Articles

SECURE Act 2.0 Impacts on Retirement Plans

Posted by pearlff on 03/20/2023 7:13 pm  /   Articles of Interest, Member News

Shared by FEAT Member Jack Clements and The Clements Group/Hub International 

By Jack Clements

SECURE Act 2.0 became law on Dec. 23, 2022, and will impact almost all private sector retirement arrangements for small and medium-sized businesses in Tucson, Ariz. — and across the U.S. 

Here are nine key provisions of the federal regulation and when each becomes effective:

  1. New ROTH Treatments for Employer Contributions
    Employers can now allow employees to choose how they want to receive employer matching contributions – on a pre-tax or Roth (after-tax) basis. Those who select Roth can make withdrawals in retirement tax-free.
    - Effective Dec. 22, 2022

  2. Credit for Small Plan Start-Up Costs
    SECURE 2.0 enhances tax credits for small businesses that offer a new 401(k) plan or add an automatic enrollment feature to an existing plan. It increases the three-year small business startup credit from 50% to 100% of administrative costs for employers with up to 50 employees. Small businesses also can take advantage of a new tax credit for employer contributions as a percent of contributions up to $1,000 per participant.
    - Effective for taxable years beginning after Dec. 31, 2022

  3. Starter 401(k) Plans and Multiple Employer 403(b) Plans
    Under SECURE 2.0, employers that do not sponsor a retirement plan can offer a deferral-only “starter 401(k) plan” or “safe harbor 403(b) plan.” Employees are automatically enrolled into these plans at 3%-15%, and deferral limits are equal to those of IRA contribution rates. Employers can also join other employers in a multiple employer plan (MEP) or pooled employer plan (PEP).
    - Effective for starter plans in plan years beginning after Dec. 31, 2023; Dec. 31, 2022 for MEPs

  4. Required Minimum Distribution Age Increase
    This provision increases the required minimum distribution (RMDs) age from 72 to 73 and then again in 2033 to 75, while also eliminating RMDs for Roth 401(k)s and 403(b)s.

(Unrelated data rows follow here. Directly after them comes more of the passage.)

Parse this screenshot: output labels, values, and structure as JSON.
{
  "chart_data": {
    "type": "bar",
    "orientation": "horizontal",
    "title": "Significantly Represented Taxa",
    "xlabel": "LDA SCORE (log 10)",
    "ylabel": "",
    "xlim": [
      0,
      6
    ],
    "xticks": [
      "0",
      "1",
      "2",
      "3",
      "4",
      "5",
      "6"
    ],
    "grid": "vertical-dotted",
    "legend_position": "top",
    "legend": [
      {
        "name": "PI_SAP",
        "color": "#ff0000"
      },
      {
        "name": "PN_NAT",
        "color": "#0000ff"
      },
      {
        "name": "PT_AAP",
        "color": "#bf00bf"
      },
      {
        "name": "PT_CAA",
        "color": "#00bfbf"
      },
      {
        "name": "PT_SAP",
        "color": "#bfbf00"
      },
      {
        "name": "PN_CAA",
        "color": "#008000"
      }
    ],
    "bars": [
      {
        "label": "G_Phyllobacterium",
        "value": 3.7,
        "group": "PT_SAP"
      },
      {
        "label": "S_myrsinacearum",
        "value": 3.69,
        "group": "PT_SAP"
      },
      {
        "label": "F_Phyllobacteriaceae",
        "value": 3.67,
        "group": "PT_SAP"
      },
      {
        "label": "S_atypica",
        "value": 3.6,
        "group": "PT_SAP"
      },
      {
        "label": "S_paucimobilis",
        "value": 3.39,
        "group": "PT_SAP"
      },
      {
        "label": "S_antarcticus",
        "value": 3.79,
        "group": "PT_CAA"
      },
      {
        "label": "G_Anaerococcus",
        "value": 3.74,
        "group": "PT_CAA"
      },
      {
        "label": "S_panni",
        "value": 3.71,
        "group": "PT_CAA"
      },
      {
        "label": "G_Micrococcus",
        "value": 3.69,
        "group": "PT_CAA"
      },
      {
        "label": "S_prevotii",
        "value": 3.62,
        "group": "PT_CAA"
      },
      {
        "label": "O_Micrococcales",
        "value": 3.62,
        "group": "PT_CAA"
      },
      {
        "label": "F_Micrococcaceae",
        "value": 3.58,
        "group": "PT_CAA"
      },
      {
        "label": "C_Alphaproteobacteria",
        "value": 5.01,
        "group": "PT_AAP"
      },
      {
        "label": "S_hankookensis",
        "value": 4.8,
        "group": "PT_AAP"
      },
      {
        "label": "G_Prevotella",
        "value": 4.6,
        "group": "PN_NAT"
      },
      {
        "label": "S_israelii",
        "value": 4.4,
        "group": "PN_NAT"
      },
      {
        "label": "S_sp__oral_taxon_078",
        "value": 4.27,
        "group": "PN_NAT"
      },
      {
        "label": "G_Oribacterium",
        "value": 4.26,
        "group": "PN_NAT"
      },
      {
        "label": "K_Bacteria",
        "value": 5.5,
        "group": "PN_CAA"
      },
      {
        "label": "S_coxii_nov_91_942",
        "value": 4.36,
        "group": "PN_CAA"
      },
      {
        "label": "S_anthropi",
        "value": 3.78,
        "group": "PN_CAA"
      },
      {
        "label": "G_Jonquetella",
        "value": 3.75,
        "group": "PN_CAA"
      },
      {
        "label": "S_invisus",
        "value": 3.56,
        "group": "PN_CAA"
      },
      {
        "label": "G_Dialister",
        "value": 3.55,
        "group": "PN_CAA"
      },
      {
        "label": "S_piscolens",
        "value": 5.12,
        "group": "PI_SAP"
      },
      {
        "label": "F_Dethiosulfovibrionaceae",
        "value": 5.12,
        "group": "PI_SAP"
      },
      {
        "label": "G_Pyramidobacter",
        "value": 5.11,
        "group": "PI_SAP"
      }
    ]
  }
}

The tax for failure to take an RMD is also reduced from 50% to 25%. In addition, if the RMD is corrected within a two-year window, the penalty is further reduced to 10%.
    - Effective Jan. 1, 2023; increases begin Jan. 1, 2033

  5. Student Loan Contributions
    This provision permits employers to make matching contributions to 401(k), 403(b), and 457(b) plans based on “qualified student loan payments.” This gives individuals the opportunity to pay down student loan debt without losing out on employer contributions.
    - Effective for contributions made for plan years beginning after Dec. 31, 2023

  6. Emergency Savings Accounts (ESAs)
    This provision makes it easier for workers to set aside emergency funds for unexpected expenses, allowing them to withdraw funds four times annually without penalty. Employers can offer ESAs to non-highly compensated employees via automatic or affirmative enrollment at up to 3% contribution, with a max annual limit of $2,500. Unused funds can be rolled into employees’ Roth or IRA.
    - Effective for plan years beginning after Dec. 31, 2023

  7. Mandatory Automatic Enrollment for Private Sector 401(k) and 403(b) Plans
    Starting in 2025, employers with new 401(k) and 403(b) plans must automatically enroll their employees at minimum contribution rates of 3%-10%, and automatically increase the rate 1% each year up to 15%. Note: There are exceptions for pooled employer plans, multiple employer plans (MEPs), government or church plans, new businesses, and businesses with less than 10 employees.
    - Effective for plan years beginning after Dec. 31, 2024

  8. Greater Catch-Up Contribution Levels
    SECURE 2.0 increases the limits on catch-up deferrals for participants aged 60-63 from $6,500 to the greater of $10,000 or 150% of the age 50 catch-up limit to take effect in 2024. If earnings are more than $145,000 annually, catch-up contributions should be made on a Roth basis.
    - Effective for taxable years beginning after Dec. 31, 2024

  9. Long-term Part-Time Employees
    SECURE 2.0 requires employers to offer 401(k) participation to part-time workers who have worked at least 500 hours over two consecutive years and extends the coverage rules to ERISA 403(b) plans.
    - Effective for plans beginning after Dec. 31, 2024

Although many of the provisions within SECURE Act 2.0 will not go into effect for a few years, Tucson-area employers searching for top talent will want to start implementing the changes as soon as possible.

About the author
Jack Clements
Jack Clements, CPA, CIC, is based in Tucson and is the President of Arizona Operations for global insurance brokerage Hub International.  Jack joined HUB in 2020 as part of the Clements Insurance and HUB Southwest acquisition. He has been in the insurance industry since 1989 and manages a portfolio of challenging and complex cannabis, healthcare, real estate and construction accounts. He is a member of HUB Southwest’s Executive Management Team and heads the operations for Hub’s Arizona offices.